経常収支から見た日本の競争力。あらためて今の日本の経済構造を確認する。
ついに日経平均が新高値を更新しましたが、日本経済の何が好調なのか実感できないという声も多く聞かれ、いくらインフレ社会だ、賃上げだとは言え、今後何が伸びるのか、自信を持てないのが実情です。
日本経済の好調が見えない原因。その一つは、今の日本経済は投資を起点に回り始めているからだと考えています。もちろん様々な要因はありますが、今の日本経済の構造を確認するため、以下に2023年の経常収支の内訳をまとめました。経常収支は、他国とのお金のやり取りを示しますので、日本が国際的に見て、どこで稼いでいるかが分かります。
日本の経常収支は、昨年20.6兆円の黒字でしたが、そのほとんどを稼いだのは、第一次所得収支でした。第一次所得収支とは、海外から受け取った利子・配当が中心です。日本が経常黒字でいられるのは、これまでに海外で投資した株や債券からの配当や利子のおかげです。このうち約20兆円が企業の海外子会社からの利益である直接投資収支で、約12兆円が外債などの利子が中心の証券投資収益となっています。
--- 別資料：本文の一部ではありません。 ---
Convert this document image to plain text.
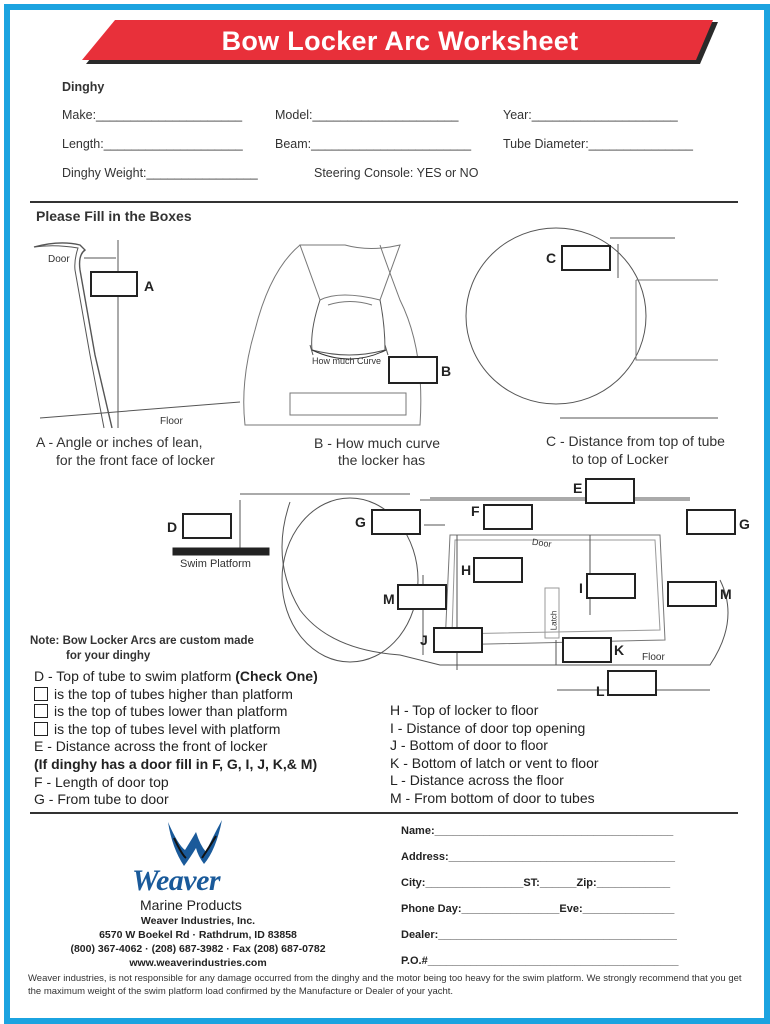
Bow Locker Arc Worksheet
Dinghy
Make:_____________________	Model:_____________________	Year:_____________________
Length:____________________	Beam:_______________________	Tube Diameter:_______________
Dinghy Weight:________________	Steering Console: YES or NO
Please Fill in the Boxes
Door
Floor
How much Curve
Swim Platform
Door
Latch
Floor
A
B
C
D
E
F
G	G
H
I
M	M
J
K
L
A - Angle or inches of lean,
for the front face of locker
B - How much curve
the locker has
C - Distance from top of tube
to top of Locker
Note: Bow Locker Arcs are custom made
for your dinghy
D - Top of tube to swim platform (Check One)
is the top of tubes higher than platform
is the top of tubes lower than platform
is the top of tubes level with platform
E - Distance across the front of locker
(If dinghy has a door fill in F, G, I, J, K,& M)
F - Length of door top
G - From tube to door
H - Top of locker to floor
I - Distance of door top opening
J - Bottom of door to floor
K - Bottom of latch or vent to floor
L - Distance across the floor
M - From bottom of door to tubes
Weaver
Marine Products
Weaver Industries, Inc.
6570 W Boekel Rd · Rathdrum, ID 83858
(800) 367-4062 · (208) 687-3982 · Fax (208) 687-0782
www.weaverindustries.com
Name:_______________________________________
Address:_____________________________________
City:________________ST:______Zip:____________
Phone Day:________________Eve:_______________
Dealer:_______________________________________
P.O.#_________________________________________
Weaver industries, is not responsible for any damage occurred from the dinghy and the motor being too heavy for the swim platform. We strongly recommend that you get the maximum weight of the swim platform load confirmed by the Manufacture or Dealer of your yacht.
財貨サービスの項目を見ると、原油など資源高や円安の効果でモノの貿易は5年連続の赤字です。日本の製造業は工場の現地化を進めていますので、今後の為替や資源価格次第ですが、もう大きな黒字にはなる可能性は低そうです(2004年は10兆円の黒字)。また、その他サービスの赤字は、年々拡大しつつあります。中身はネットフリックスやスマホアプリなど海外製のソフトの使用など通信情報サービスや、研究開発や会計経営などコンサルティグサービスなどです。ここも、今後も赤字は拡大傾向になるでしょう。一方、財貨サービスの項目で、今後プラスを拡大する可能性があるのは旅行収支くらいです。
こうして見ると、日本経済をけん引しているのは、第一次所得収支です。冒頭で、日本経済が投資を起点に回り始めているというのは、このことです。日本は貿易立国と言われましたが、今や投資立国です。
自動車メーカーや大手商社は、日本のノウハウを生かして海外に投資してリターンを上げています。そうした企業の株価が評価されているのは、当然と言えば当然です。今後も、個人も企業も海外投資を進めていくべきですし、それが日本の経済力を維持する最大の原動力です。